Last modified: June 19, 1996 7:00 PM PDT
Sony hopes for digital revolution
"In those good old days, Sony made electronics equipment, three national networks ruled the airwaves, computers referred to IBM mainframes, and phone companies minded their own business," Idei said in a speech seven months after taking the helm of the Japanese multinational. These days, he added, "it seems that everyone is jumping into everyone else's business, and the old rules are broken."
At the age of 50, Sony is having a midlife crisis. Once dominant in all things electronic, the conglomerate is now facing the "maturation" of the home entertainment industry, where widely available technology and low-cost labor have led to rising competition and smaller profits. As a result, Sony is staking much of its future on personal computing, a relatively unknown territory where companies that survive more than a year are often considered hardened veterans.

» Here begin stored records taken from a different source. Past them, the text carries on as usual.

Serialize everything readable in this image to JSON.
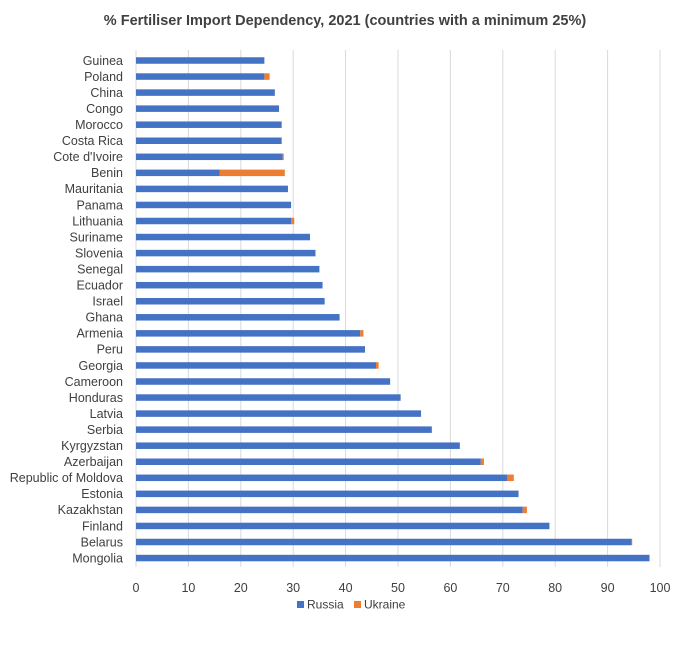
{
  "chart_data": {
    "type": "bar",
    "orientation": "horizontal",
    "stacked": true,
    "title": "% Fertiliser Import Dependency, 2021 (countries with a minimum 25%)",
    "xlim": [
      0,
      100
    ],
    "x_ticks": [
      0,
      10,
      20,
      30,
      40,
      50,
      60,
      70,
      80,
      90,
      100
    ],
    "grid": "vertical",
    "legend_position": "bottom",
    "categories": [
      "Guinea",
      "Poland",
      "China",
      "Congo",
      "Morocco",
      "Costa Rica",
      "Cote d'Ivoire",
      "Benin",
      "Mauritania",
      "Panama",
      "Lithuania",
      "Suriname",
      "Slovenia",
      "Senegal",
      "Ecuador",
      "Israel",
      "Ghana",
      "Armenia",
      "Peru",
      "Georgia",
      "Cameroon",
      "Honduras",
      "Latvia",
      "Serbia",
      "Kyrgyzstan",
      "Azerbaijan",
      "Republic of Moldova",
      "Estonia",
      "Kazakhstan",
      "Finland",
      "Belarus",
      "Mongolia"
    ],
    "series": [
      {
        "name": "Russia",
        "color": "#4472C4",
        "values": [
          24.5,
          24.5,
          26.5,
          27.3,
          27.8,
          27.8,
          28.0,
          16.0,
          29.0,
          29.6,
          29.6,
          33.2,
          34.2,
          35.0,
          35.6,
          36.0,
          38.8,
          42.8,
          43.7,
          45.8,
          48.5,
          50.5,
          54.4,
          56.4,
          61.8,
          65.8,
          70.8,
          73.0,
          73.8,
          78.9,
          94.6,
          98.0
        ]
      },
      {
        "name": "Ukraine",
        "color": "#ED7D31",
        "values": [
          0,
          1.0,
          0,
          0,
          0,
          0,
          0.2,
          12.4,
          0,
          0,
          0.6,
          0,
          0.1,
          0,
          0,
          0,
          0.1,
          0.6,
          0,
          0.5,
          0,
          0,
          0,
          0.1,
          0,
          0.6,
          1.3,
          0,
          0.8,
          0,
          0.1,
          0
        ]
      }
    ]
  }
}
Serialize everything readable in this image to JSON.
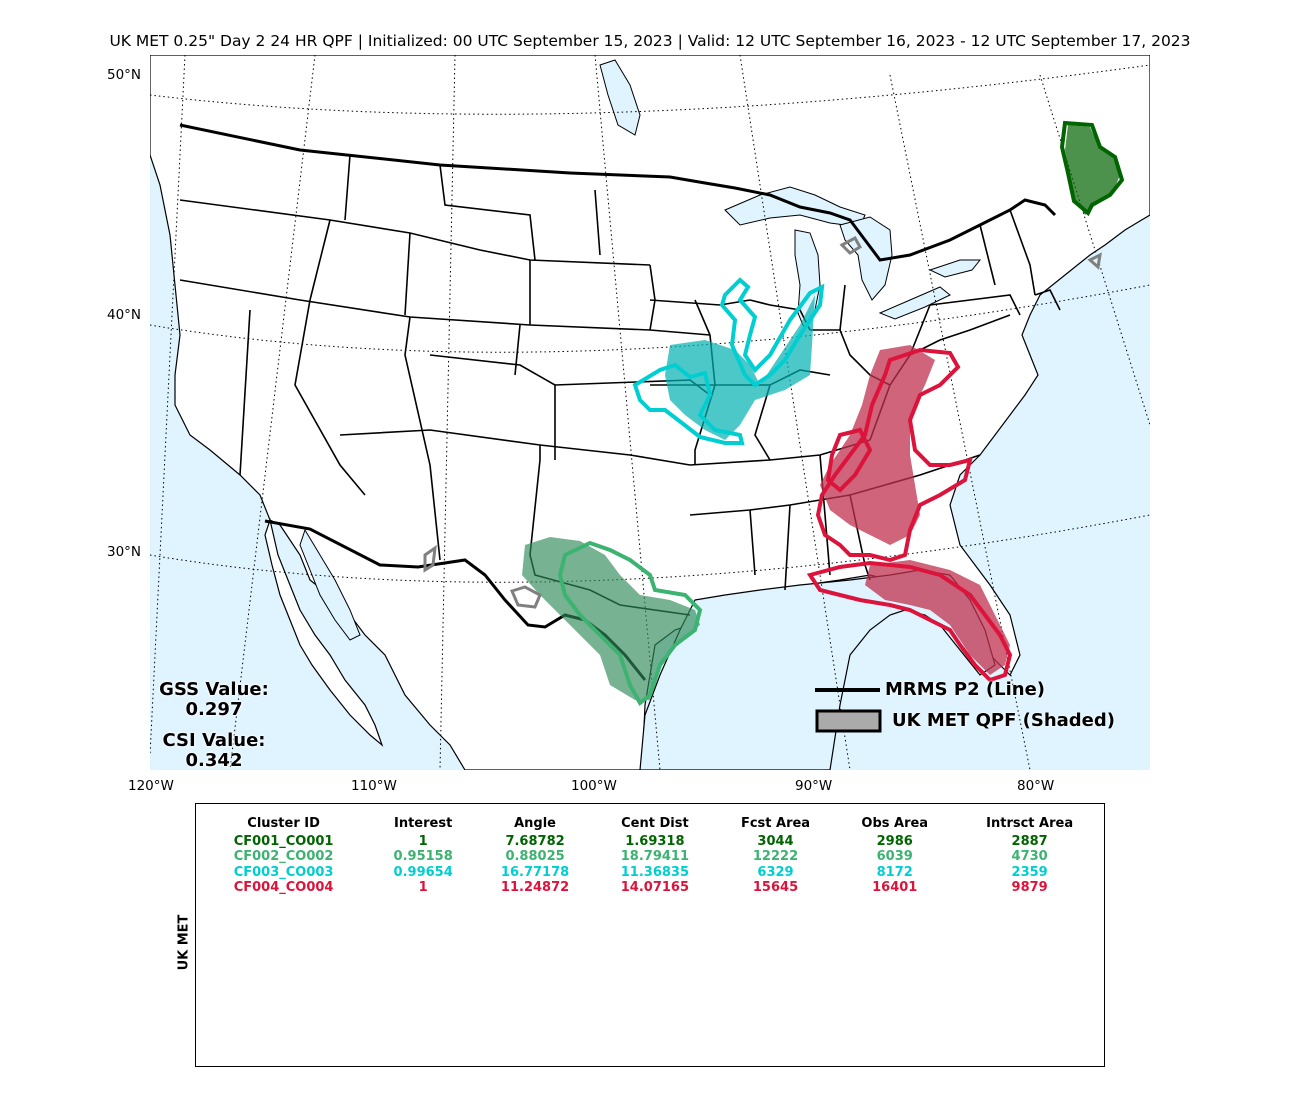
{
  "title": "UK MET 0.25\" Day 2 24 HR QPF | Initialized: 00 UTC September 15, 2023 | Valid: 12 UTC September 16, 2023 - 12 UTC September 17, 2023",
  "map": {
    "lat_labels": [
      "50°N",
      "40°N",
      "30°N"
    ],
    "lon_labels": [
      "120°W",
      "110°W",
      "100°W",
      "90°W",
      "80°W"
    ],
    "water_color": "#dff4ff",
    "land_color": "#ffffff"
  },
  "scores": {
    "gss_label": "GSS Value:",
    "gss_value": "0.297",
    "csi_label": "CSI Value:",
    "csi_value": "0.342"
  },
  "legend": {
    "line_label": "MRMS P2 (Line)",
    "shaded_label": "UK MET QPF (Shaded)"
  },
  "table": {
    "side_label": "UK MET",
    "headers": [
      "Cluster ID",
      "Interest",
      "Angle",
      "Cent Dist",
      "Fcst Area",
      "Obs Area",
      "Intrsct Area"
    ],
    "rows": [
      {
        "color": "#006400",
        "cells": [
          "CF001_CO001",
          "1",
          "7.68782",
          "1.69318",
          "3044",
          "2986",
          "2887"
        ]
      },
      {
        "color": "#3cb371",
        "cells": [
          "CF002_CO002",
          "0.95158",
          "0.88025",
          "18.79411",
          "12222",
          "6039",
          "4730"
        ]
      },
      {
        "color": "#00ced1",
        "cells": [
          "CF003_CO003",
          "0.99654",
          "16.77178",
          "11.36835",
          "6329",
          "8172",
          "2359"
        ]
      },
      {
        "color": "#dc143c",
        "cells": [
          "CF004_CO004",
          "1",
          "11.24872",
          "14.07165",
          "15645",
          "16401",
          "9879"
        ]
      }
    ]
  }
}
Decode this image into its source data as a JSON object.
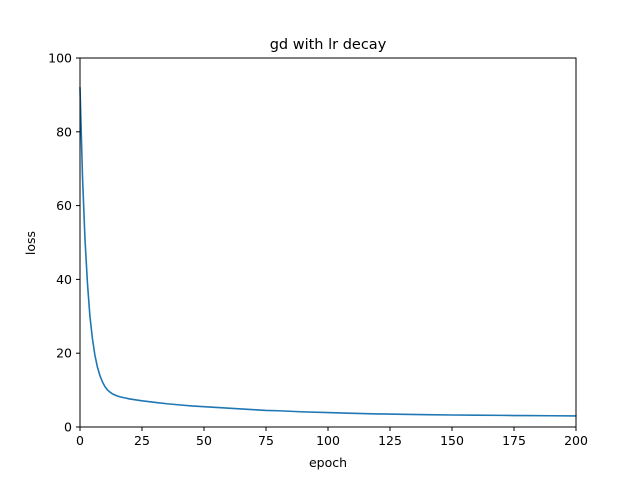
{
  "chart_data": {
    "type": "line",
    "title": "gd with lr decay",
    "xlabel": "epoch",
    "ylabel": "loss",
    "xlim": [
      0,
      200
    ],
    "ylim": [
      0,
      100
    ],
    "xticks": [
      "0",
      "25",
      "50",
      "75",
      "100",
      "125",
      "150",
      "175",
      "200"
    ],
    "yticks": [
      "0",
      "20",
      "40",
      "60",
      "80",
      "100"
    ],
    "grid": false,
    "legend": "none",
    "line_color": "#1f77b4",
    "series": [
      {
        "x": [
          0,
          1,
          2,
          3,
          4,
          5,
          6,
          7,
          8,
          9,
          10,
          11,
          12,
          13,
          14,
          15,
          16,
          18,
          20,
          22,
          25,
          30,
          35,
          40,
          45,
          50,
          60,
          70,
          75,
          80,
          90,
          100,
          110,
          120,
          125,
          130,
          140,
          150,
          160,
          170,
          175,
          180,
          190,
          200
        ],
        "y": [
          92,
          68,
          51,
          39,
          30,
          24,
          19.5,
          16.3,
          14,
          12.3,
          11,
          10.1,
          9.5,
          9,
          8.7,
          8.4,
          8.2,
          7.9,
          7.6,
          7.4,
          7.1,
          6.7,
          6.3,
          6,
          5.7,
          5.5,
          5.1,
          4.7,
          4.5,
          4.4,
          4.1,
          3.9,
          3.7,
          3.55,
          3.5,
          3.45,
          3.35,
          3.25,
          3.2,
          3.15,
          3.1,
          3.1,
          3.05,
          3.0
        ]
      }
    ]
  }
}
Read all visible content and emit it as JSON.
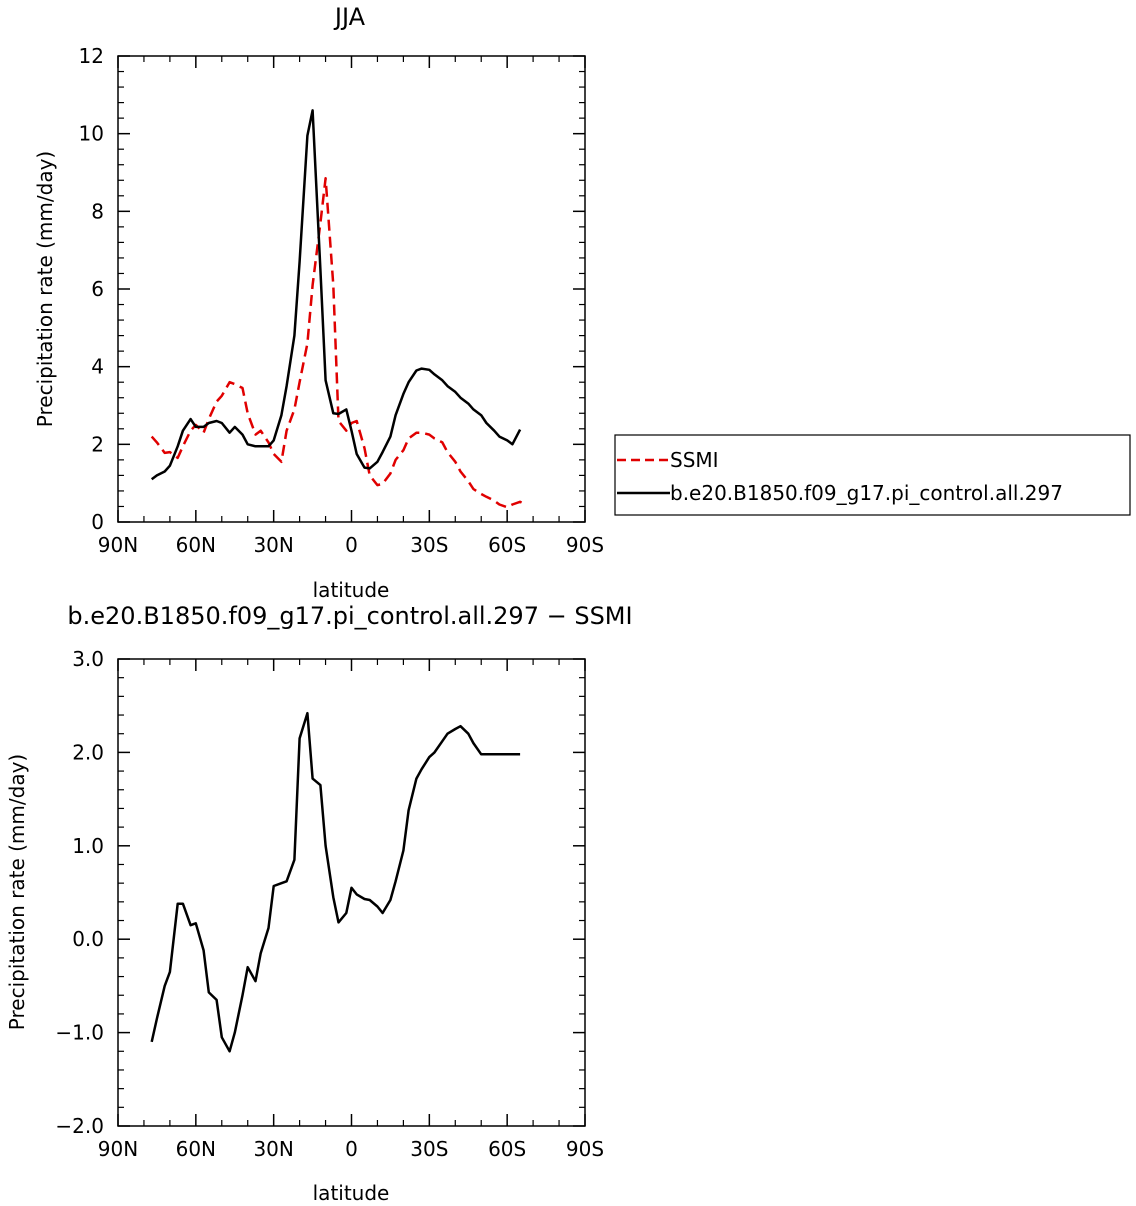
{
  "chart_data": [
    {
      "type": "line",
      "title": "JJA",
      "xlabel": "latitude",
      "ylabel": "Precipitation rate (mm/day)",
      "xlim": [
        90,
        -90
      ],
      "ylim": [
        0,
        12
      ],
      "x_ticks": [
        90,
        60,
        30,
        0,
        -30,
        -60,
        -90
      ],
      "x_tick_labels": [
        "90N",
        "60N",
        "30N",
        "0",
        "30S",
        "60S",
        "90S"
      ],
      "y_ticks": [
        0,
        2,
        4,
        6,
        8,
        10,
        12
      ],
      "y_tick_labels": [
        "0",
        "2",
        "4",
        "6",
        "8",
        "10",
        "12"
      ],
      "grid": false,
      "legend_position": "right",
      "series": [
        {
          "name": "SSMI",
          "color": "#e00000",
          "dash": "dashed",
          "x": [
            77,
            75,
            72,
            70,
            67,
            65,
            62,
            60,
            57,
            55,
            52,
            50,
            47,
            45,
            42,
            40,
            37,
            35,
            32,
            30,
            27,
            25,
            22,
            20,
            17,
            15,
            12,
            10,
            7,
            5,
            2,
            0,
            -2,
            -5,
            -7,
            -10,
            -12,
            -15,
            -17,
            -20,
            -22,
            -25,
            -27,
            -30,
            -32,
            -35,
            -37,
            -40,
            -42,
            -45,
            -47,
            -50,
            -52,
            -55,
            -57,
            -60,
            -62,
            -65,
            -67
          ],
          "y": [
            2.2,
            2.05,
            1.78,
            1.8,
            1.65,
            1.95,
            2.35,
            2.5,
            2.3,
            2.65,
            3.1,
            3.25,
            3.6,
            3.55,
            3.45,
            2.8,
            2.25,
            2.35,
            2.05,
            1.75,
            1.55,
            2.35,
            2.9,
            3.6,
            4.6,
            6.1,
            7.7,
            8.85,
            6.1,
            2.6,
            2.35,
            2.55,
            2.6,
            1.9,
            1.2,
            0.95,
            0.98,
            1.25,
            1.6,
            1.85,
            2.15,
            2.3,
            2.3,
            2.25,
            2.15,
            2.05,
            1.8,
            1.55,
            1.3,
            1.05,
            0.85,
            0.72,
            0.65,
            0.55,
            0.45,
            0.38,
            0.45,
            0.52,
            0.45
          ]
        },
        {
          "name": "b.e20.B1850.f09_g17.pi_control.all.297",
          "color": "#000000",
          "dash": "solid",
          "x": [
            77,
            75,
            72,
            70,
            67,
            65,
            62,
            60,
            57,
            55,
            52,
            50,
            47,
            45,
            42,
            40,
            37,
            35,
            32,
            30,
            27,
            25,
            22,
            20,
            17,
            15,
            12,
            10,
            7,
            5,
            2,
            0,
            -2,
            -5,
            -7,
            -10,
            -12,
            -15,
            -17,
            -20,
            -22,
            -25,
            -27,
            -30,
            -32,
            -35,
            -37,
            -40,
            -42,
            -45,
            -47,
            -50,
            -52,
            -55,
            -57,
            -60,
            -62,
            -65
          ],
          "y": [
            1.1,
            1.2,
            1.3,
            1.45,
            1.95,
            2.35,
            2.65,
            2.45,
            2.45,
            2.55,
            2.6,
            2.55,
            2.3,
            2.45,
            2.25,
            2.0,
            1.95,
            1.95,
            1.95,
            2.1,
            2.75,
            3.5,
            4.8,
            6.7,
            9.95,
            10.6,
            6.5,
            3.65,
            2.8,
            2.78,
            2.9,
            2.35,
            1.75,
            1.4,
            1.38,
            1.55,
            1.8,
            2.2,
            2.75,
            3.3,
            3.6,
            3.9,
            3.95,
            3.92,
            3.8,
            3.65,
            3.5,
            3.35,
            3.2,
            3.05,
            2.9,
            2.75,
            2.55,
            2.35,
            2.2,
            2.1,
            2.0,
            2.38
          ]
        }
      ]
    },
    {
      "type": "line",
      "title": "b.e20.B1850.f09_g17.pi_control.all.297 − SSMI",
      "xlabel": "latitude",
      "ylabel": "Precipitation rate (mm/day)",
      "xlim": [
        90,
        -90
      ],
      "ylim": [
        -2.0,
        3.0
      ],
      "x_ticks": [
        90,
        60,
        30,
        0,
        -30,
        -60,
        -90
      ],
      "x_tick_labels": [
        "90N",
        "60N",
        "30N",
        "0",
        "30S",
        "60S",
        "90S"
      ],
      "y_ticks": [
        -2.0,
        -1.0,
        0.0,
        1.0,
        2.0,
        3.0
      ],
      "y_tick_labels": [
        "−2.0",
        "−1.0",
        "0.0",
        "1.0",
        "2.0",
        "3.0"
      ],
      "grid": false,
      "series": [
        {
          "name": "",
          "color": "#000000",
          "dash": "solid",
          "x": [
            77,
            75,
            72,
            70,
            67,
            65,
            62,
            60,
            57,
            55,
            52,
            50,
            47,
            45,
            42,
            40,
            37,
            35,
            32,
            30,
            27,
            25,
            22,
            20,
            17,
            15,
            12,
            10,
            7,
            5,
            2,
            0,
            -2,
            -5,
            -7,
            -10,
            -12,
            -15,
            -17,
            -20,
            -22,
            -25,
            -27,
            -30,
            -32,
            -35,
            -37,
            -40,
            -42,
            -45,
            -47,
            -50,
            -52,
            -55,
            -57,
            -60,
            -62,
            -65
          ],
          "y": [
            -1.1,
            -0.85,
            -0.5,
            -0.35,
            0.38,
            0.38,
            0.15,
            0.17,
            -0.12,
            -0.57,
            -0.65,
            -1.05,
            -1.2,
            -1.0,
            -0.6,
            -0.3,
            -0.45,
            -0.15,
            0.12,
            0.57,
            0.6,
            0.62,
            0.85,
            2.15,
            2.42,
            1.72,
            1.65,
            1.0,
            0.45,
            0.18,
            0.28,
            0.55,
            0.48,
            0.43,
            0.42,
            0.35,
            0.28,
            0.42,
            0.62,
            0.95,
            1.38,
            1.72,
            1.82,
            1.95,
            2.0,
            2.12,
            2.2,
            2.25,
            2.28,
            2.2,
            2.1,
            1.98,
            1.98,
            1.98,
            1.98,
            1.98,
            1.98,
            1.98
          ]
        }
      ]
    }
  ]
}
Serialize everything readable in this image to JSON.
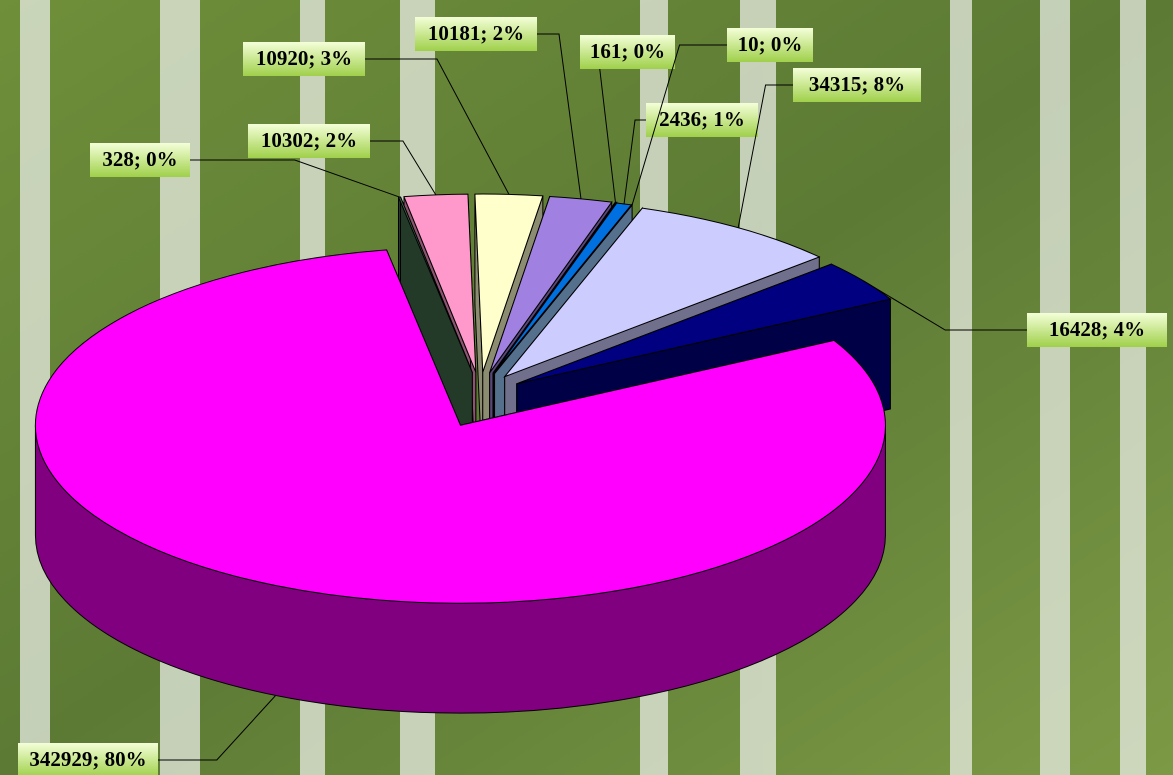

The consequences of Sony's course go far beyond the Spartan hallways of corporate Tokyo. As other Japanese companies follow the industry leader's path, its strategy could presage a new economic war between Japan and the United States, which has long considered the PC market its own. And the move will likely have a significant impact on the technology itself by hastening the anticipated merging of the television set and the personal computer--a convergence that digital soothsayers predict will be felt with Loma Prieta-like magnitude from Hollywood to Wall Street.
With stakes this high, Sony is wasting no time. Barely six months after announcing its plans to enter the PC market in a major partnership with Intel, Sony showed the world its first branded personal computer at the PC Expo this week in New York. [See CNET analysis of Sony PC]
A company official also disclosed to CNET that it is planning a notebook that would bear the Sony nameplate. Lastly--for now--it is considering the possibility of manufacturing a Network Computer, the Oracle-sponsored box designed primarily for affordable Internet usage at a target price of $500.A critical mass
"The PC is approaching a major stage in its development," said Carl Yankowski, president and COO of Sony Electronics. "The consumerization of the PC in the United States is finally reaching critical mass."